Как и Вильгельм IX Аквитанский, графиня де Диа не притворяется, утверждая, что любовь возможна и без сладострастной близости. К радости потомков, сохранилась музыка, на которую была положена одна из баллад этой дамы‑трубадура, и сегодня мы можем услышать ее в исполнении Элизабет Леснес, собирательницы средневековой музыки.
На севере Франции менестрелей называли trouveres – труверы, – они подхватывали мотивы песен трубадуров, их музыка испытывала значительное влияние школы пения собора Парижской Богоматери. Слушая музыку XII–XIII веков, мы понимаем, как были близки в ту пору церковные песнопения и мирские песни. Сохранилось достаточно много рукописных текстов, по которым можно было исполнять песни под аккомпанемент лютни. Менестрели любовь идеализировали: прекрасная дама была для них недосягаемой. Ей приписывались все мыслимые достоинства: и красота, и кротость, и чувствительная душа, не знающая греха, – все эти свойства возлюбленной поэт превозносил в своих песнопениях. В отличие от трубадуров южной Франции менестрели воспевали страстное желание, а не процесс его реализации.
Влюбленный поэт был исполнен страдания. Например, Гас Брюле, живший в начале XIII века, с гордостью провозглашал:
Пусть сердце мое
Страдает от великой любви,
Ведь ни у кого нет
Столь верного сердца,
Как мое…
Или еще:
Любовь принуждает меня
Любить ту, что меня не любит,
Ждут меня на Земле
Только страданья и муки…
И снова страдания:
Я готов пережить эти муки,
Может, тогда она будет
Ценить меня больше?..4
Страдание становится своего рода испытанием, через которое должен пройти влюбленный, желающий снискать благосклонность своей дамы. Но каковы бы ни были ее чувства к нему, он обязан был быть покорным и неизменным в своей преданности, несмотря на зловредных соперников, встающих у него на пути. Соперников певцы и сказители называли villains, что значило «люди низкого сословия, простолюдины». Со временем и в английском языке появилось слово villain со значением «злодей, негодяй»[1]. Соперники могли открыть секрет ревнивому мужу или оклеветать влюбленного, а то и нанести ему увечье.

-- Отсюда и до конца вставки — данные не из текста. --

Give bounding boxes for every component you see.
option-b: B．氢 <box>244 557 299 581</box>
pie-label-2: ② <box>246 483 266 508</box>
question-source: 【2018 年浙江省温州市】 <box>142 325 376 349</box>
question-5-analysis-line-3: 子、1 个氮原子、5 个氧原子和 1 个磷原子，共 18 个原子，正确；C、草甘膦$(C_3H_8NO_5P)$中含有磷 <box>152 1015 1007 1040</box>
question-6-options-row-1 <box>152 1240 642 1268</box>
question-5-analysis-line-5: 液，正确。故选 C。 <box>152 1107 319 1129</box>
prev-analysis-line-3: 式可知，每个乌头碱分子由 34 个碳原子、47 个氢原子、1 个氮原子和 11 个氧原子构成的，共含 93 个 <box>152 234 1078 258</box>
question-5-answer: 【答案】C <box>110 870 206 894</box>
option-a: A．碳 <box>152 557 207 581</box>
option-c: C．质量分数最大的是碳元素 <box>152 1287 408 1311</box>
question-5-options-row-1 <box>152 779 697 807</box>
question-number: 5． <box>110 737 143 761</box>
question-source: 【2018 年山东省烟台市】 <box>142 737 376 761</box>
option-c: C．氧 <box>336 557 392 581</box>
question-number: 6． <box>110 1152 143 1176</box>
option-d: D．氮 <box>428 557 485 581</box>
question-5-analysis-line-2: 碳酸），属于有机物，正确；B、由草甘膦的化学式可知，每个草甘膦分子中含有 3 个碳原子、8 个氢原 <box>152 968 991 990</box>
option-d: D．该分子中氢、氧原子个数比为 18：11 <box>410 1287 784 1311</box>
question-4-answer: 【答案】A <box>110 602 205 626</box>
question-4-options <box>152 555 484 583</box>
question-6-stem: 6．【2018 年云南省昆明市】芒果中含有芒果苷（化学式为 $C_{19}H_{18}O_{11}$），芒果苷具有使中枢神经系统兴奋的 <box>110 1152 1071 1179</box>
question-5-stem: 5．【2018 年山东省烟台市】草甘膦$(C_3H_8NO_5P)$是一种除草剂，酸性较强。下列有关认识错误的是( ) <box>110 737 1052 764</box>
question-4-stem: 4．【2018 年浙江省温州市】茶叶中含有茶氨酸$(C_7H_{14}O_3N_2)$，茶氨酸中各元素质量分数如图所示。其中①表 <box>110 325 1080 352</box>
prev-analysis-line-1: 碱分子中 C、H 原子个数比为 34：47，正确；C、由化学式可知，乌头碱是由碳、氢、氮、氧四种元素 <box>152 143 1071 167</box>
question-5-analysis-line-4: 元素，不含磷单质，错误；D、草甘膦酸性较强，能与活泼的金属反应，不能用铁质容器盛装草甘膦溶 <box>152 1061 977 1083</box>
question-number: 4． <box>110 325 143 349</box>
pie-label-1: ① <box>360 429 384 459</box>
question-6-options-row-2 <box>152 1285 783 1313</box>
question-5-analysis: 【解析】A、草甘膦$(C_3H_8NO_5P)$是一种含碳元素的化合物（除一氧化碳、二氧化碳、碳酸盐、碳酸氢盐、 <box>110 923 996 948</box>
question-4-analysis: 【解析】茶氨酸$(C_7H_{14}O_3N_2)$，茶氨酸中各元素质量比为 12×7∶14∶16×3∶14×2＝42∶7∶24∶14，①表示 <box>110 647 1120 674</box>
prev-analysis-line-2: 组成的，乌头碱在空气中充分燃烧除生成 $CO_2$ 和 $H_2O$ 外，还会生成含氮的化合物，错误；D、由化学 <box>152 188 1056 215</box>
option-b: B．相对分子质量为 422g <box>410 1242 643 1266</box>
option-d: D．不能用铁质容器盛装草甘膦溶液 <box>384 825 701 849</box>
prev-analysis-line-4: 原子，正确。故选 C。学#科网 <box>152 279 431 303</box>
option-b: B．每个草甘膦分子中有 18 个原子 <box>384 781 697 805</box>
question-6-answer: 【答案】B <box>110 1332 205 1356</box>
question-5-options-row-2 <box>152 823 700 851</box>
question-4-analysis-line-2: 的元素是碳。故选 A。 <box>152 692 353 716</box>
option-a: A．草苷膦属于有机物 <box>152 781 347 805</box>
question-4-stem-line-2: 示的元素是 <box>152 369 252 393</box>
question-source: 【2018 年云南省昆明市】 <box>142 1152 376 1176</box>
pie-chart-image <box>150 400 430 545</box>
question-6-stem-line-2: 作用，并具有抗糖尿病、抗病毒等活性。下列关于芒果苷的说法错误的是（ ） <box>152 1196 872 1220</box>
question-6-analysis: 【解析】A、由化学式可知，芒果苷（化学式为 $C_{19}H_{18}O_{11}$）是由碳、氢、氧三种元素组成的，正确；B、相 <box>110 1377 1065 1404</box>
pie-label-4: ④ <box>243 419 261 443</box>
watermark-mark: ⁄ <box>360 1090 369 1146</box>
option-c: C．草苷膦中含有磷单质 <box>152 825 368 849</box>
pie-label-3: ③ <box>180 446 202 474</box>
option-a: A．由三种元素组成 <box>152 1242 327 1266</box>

Начиная со второй половины XII века странствующих менестрелей, воспевающих любовь к прекрасной даме, можно было встретить при дворе не только во Франции, но и в Англии. Женщины становились движущей силой высшего общества. Их мужья часто отлучались из дома – на войну или на охоту, а женщины управляли повседневной жизнью замка, вникали во все нужды семьи, командовали слугами, развлекали себя и придворных, беседовали с церковнослужителями, гостями, принимали друзей и возлюбленных, ухаживали за приживалами, зазывали бродячих артистов. На портретах тех лет мы видим дам прошлого во время торжественных обедов. Как источают они довольство и наслаждение музыкой, едой, танцами, как они радуются fin’ amor – «истинной любви». В литературе появляется множество персонажей‑женщин, их роли в жизни аристократического общества становятся все разнообразнее. Все чаще у ворот замка собиралась непритязательная публика, чтобы послушать странствующих певцов, а в самом замке аристократы заслушивались любовными историями, которые под музыку или речитативом исполняли для них профессиональные певцы и сказители. То, что прежде считалось поэтической вольностью, допустимой при описании только мужских подвигов, теперь вполне могло относиться и к женщине. В ожесточенном бою мужчины сражались друг с другом за место под солнцем, а в придворной любовной игре они отстаивали свое право быть «покорнейшим слугой» прекрасной дамы.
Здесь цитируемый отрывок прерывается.